Anti-philosophical metaphysics

If you stand in any gathering in the public or private, business or institutional world, and try to make a philosophical point, you will be in a minority. Most of the time a "minority of one" as the saying goes.  Managers and  bureaucrats surrounding you will either excuse themselves or simply ignore your point saying that they are “simple” and “pragmatic” people and will refuse to discuss anything philosophical.

The most you will be able to get as a concession is that they agree that there is something like a philosophy, a “vision” somewhere “above” or beyond their immediate activities. The more daring will perhaps "value" the need for a philosophy, even if it never takes any place in the agenda.

More frequently, tragically, philosophy will be mocked, laughed at or simply rejected as a "thing of the past" if not a sad or pedantic endeavour.

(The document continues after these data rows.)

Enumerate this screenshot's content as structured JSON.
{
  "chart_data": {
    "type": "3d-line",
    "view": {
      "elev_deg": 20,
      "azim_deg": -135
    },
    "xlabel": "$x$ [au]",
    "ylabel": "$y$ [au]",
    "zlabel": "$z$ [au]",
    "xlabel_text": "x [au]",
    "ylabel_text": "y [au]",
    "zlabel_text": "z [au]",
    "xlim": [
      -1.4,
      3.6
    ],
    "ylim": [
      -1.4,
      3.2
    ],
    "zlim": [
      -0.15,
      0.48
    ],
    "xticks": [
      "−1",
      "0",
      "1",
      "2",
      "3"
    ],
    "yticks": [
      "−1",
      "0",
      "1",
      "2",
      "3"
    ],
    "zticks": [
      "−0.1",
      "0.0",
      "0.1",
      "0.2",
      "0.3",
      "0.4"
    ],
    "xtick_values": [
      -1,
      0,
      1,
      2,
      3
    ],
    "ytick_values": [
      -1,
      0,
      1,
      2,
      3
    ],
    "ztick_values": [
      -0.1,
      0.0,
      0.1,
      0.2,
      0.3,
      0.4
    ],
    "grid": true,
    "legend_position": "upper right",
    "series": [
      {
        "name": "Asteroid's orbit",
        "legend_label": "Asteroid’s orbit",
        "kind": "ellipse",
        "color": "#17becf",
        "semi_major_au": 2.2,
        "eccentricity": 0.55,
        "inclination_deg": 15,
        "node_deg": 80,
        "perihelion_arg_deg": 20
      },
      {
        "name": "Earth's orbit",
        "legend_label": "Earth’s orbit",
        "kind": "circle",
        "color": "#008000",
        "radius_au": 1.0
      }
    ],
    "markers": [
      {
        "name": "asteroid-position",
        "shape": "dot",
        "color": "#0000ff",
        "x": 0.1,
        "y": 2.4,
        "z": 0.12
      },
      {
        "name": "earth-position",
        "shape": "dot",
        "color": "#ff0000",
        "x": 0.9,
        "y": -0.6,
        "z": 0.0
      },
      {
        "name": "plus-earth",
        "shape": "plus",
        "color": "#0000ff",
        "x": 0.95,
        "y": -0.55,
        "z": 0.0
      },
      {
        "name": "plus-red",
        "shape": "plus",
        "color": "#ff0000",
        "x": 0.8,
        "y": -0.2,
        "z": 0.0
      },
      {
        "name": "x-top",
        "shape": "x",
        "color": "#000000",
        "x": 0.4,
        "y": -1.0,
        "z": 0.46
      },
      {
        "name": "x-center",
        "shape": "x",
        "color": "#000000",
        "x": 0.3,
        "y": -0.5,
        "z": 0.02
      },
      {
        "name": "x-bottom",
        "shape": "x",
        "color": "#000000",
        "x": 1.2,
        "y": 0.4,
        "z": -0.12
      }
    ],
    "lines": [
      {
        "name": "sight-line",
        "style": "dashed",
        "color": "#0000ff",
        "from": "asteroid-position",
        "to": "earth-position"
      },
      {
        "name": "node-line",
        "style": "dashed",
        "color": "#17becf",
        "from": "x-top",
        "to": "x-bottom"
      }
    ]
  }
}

Interestingly, a similar behaviour can be found in relation to modern history and politics. Here we will find even more reactive moves, hushed tones, impatience and clearly automatic refusal to discuss anything.

What these phenomena show is that the corporate world is marked simultaneously by the excision of philosophy, history and politics in a reactive, automatic, preemptive way.

One characteristic of current professional practices, especially in the more technology-centred areas, is that all our work, all our interactions occur in a void, where entire areas of human knowledge do not exist or are reduced in extreme manner. We operate in a context that has been emptied of philosophy, history and political rationality.  In this world, what is given-as-a-fact of consensual understanding is sufficient and does not leave room for other forms of rationality.

Speaking of the Technology and Computer-centred professions, I am not surprised anymore that one of the best ways to make a text invisible to the practitioners and experts is to label it as “philosophy.”  This proves the idea that even a basic form of cultural focus can represent an effective way of information hiding.

Exceptionally, when it becomes possible to engage people in a philosophical or historical discussion, those with sufficient experience and insight will end up acknowledging that there are metaphysical and scientific presuppositions at the base of everything we do and say. These presuppositions may be known or not, but they exist anyway.

Wise people will also recognise that the greatest dangers to our thinking come from unexamined presuppositions. effectively from our era’s ideological roots. There are ideologies also in our professional work and this cannot be denied when we do even a minimal analysis of our work.

In the Security professions it not strange to see anymore a persistent deviation which causes us to forget the social-historical context of our practices. While we speak of technology and transformation, we operate as if the organisational, economic, regional and global contexts did not exist of even as we should not address those when considering "practical" matters.

But what could be more "practical" than understanding the purpose of something? Why can’t we see that there is no technical security without organisational security? Why do we leave to a handful of specialists the areas around this?

Now, I concede that perhaps the individual professional may chose a role where she or he safely ignores these aspects, but then the collective professional responsibility would remain and become even more pressing. And if not the professions, then the organisations themselves: there is a fundamental need to consider Security in the context of social interactions with all the enveloping circles of staff, contractors, partners, suppliers, customers and public and private entities.  This in turn requires a keen understanding of the social scenario, what has been called "Human Security" when looked at the levels of Governments and Nations.

Ignoring or “blanking out" the social and human context is simply not acceptable. So, to enhance and develop our professions we need to analyse what leads to this real lack interest or even avoidance of non technical or managerial matters; and what makes our profession so limited when considering philosophical principles. It is my contention that we will in this way discover what makes it us ineffective when we address organisational and business matters, or better, why we can add so little to the complex business decisions related to human security and the social context.

The position I develop here is that there are ideologies, and that the anti-philosophical stance described is one of these ideologies. This tendency has become dominant (or perhaps was always dominant) due to the techno-centric roots of our disciplines.

I always propose that the way to overcome this lack and this resistance is to demonstrate that  there is a basic model which describes the interactions and positions, interests and strategies of the various groups in an organisation. This is the model of the Four Security Perspectives, developed in other parts of this web site. If we can show that there is a physical or at least a logical structure behind the different drivers and the conflicts in the organisation, this will also reveal how the anti-philosophical, anti-historical and post-cultural position represents one of those Perspectives, and what role it plays.

It is indeed the case that empiricism exists only in a context where the fundamental presuppositions of society (understanding and rationality) are in fact not simply ignored (as it may seem from the problems described above). In fact what happens is that the ultra-empirical stance takes social rationality and understandings as given, as unconstrained facts. In other words, oblivion of truth beyond facts, of history beyond the given is a radical metaphysical proposition.